Publiziert 23 Juni 2026

Sara Anild in Schutzkleidung auf einer Baustelle im Energiesektor, im Hintergrund sind Kühltürme, Erdarbeiten und Anlagenausrüstung zu sehen.

Wir sprechen mit Sara Anild über ihre Leidenschaft für Kabelsysteme in der Energieübertragung, die Entwicklung des Marktes sowie ihre Arbeit und Rolle als Convener bei CIGRE.

Was hat dich dazu inspiriert, eine Karriere im Ingenieurwesen einzuschlagen?

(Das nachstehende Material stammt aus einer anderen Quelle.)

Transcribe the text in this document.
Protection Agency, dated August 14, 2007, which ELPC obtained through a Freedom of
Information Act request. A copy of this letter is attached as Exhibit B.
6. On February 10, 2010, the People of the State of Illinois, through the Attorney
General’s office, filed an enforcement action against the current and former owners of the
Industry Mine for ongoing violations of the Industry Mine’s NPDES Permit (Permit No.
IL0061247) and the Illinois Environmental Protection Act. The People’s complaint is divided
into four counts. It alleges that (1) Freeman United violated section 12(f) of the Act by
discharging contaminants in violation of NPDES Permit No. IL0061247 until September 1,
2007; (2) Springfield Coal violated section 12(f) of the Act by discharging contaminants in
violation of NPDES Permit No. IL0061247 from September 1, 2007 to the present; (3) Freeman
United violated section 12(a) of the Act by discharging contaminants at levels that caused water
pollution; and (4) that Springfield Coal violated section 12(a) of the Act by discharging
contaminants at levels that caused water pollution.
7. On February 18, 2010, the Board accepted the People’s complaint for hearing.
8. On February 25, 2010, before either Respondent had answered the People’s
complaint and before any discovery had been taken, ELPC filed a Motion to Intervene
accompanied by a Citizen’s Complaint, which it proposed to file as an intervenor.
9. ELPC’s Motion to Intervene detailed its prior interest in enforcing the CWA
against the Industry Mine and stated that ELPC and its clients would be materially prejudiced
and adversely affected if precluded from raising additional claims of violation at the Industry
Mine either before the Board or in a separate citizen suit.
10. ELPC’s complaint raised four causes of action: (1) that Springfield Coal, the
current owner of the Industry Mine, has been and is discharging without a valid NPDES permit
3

Mein beruflicher Werdegang war nie besonders klar vorgezeichnet, aber das habe ich mit der Zeit zu schätzen gelernt. Ich bin meist meinem Bauchgefühl gefolgt und durch eine Mischung aus Neugier, Gelegenheiten und ein bisschen Zufall dort gelandet, wo ich heute bin. Während meiner Schulzeit in Schweden war Mathe immer mein Lieblingsfach, da ich von Natur aus ziemlich technisch veranlagt bin. Aber ich liebte es auch, draussen zu sein, selbst Hand anzulegen, Dinge zu bauen und zu sehen, wie sie funktionierten. Mein Interesse am Ingenieurwesen entwickelte sich während des Studiums, beeinflusst zu einem gewissen Grad von einem Dozenten, der uns sowohl die akademischen als auch die praktischen Aspekte des Berufs näherbrachte.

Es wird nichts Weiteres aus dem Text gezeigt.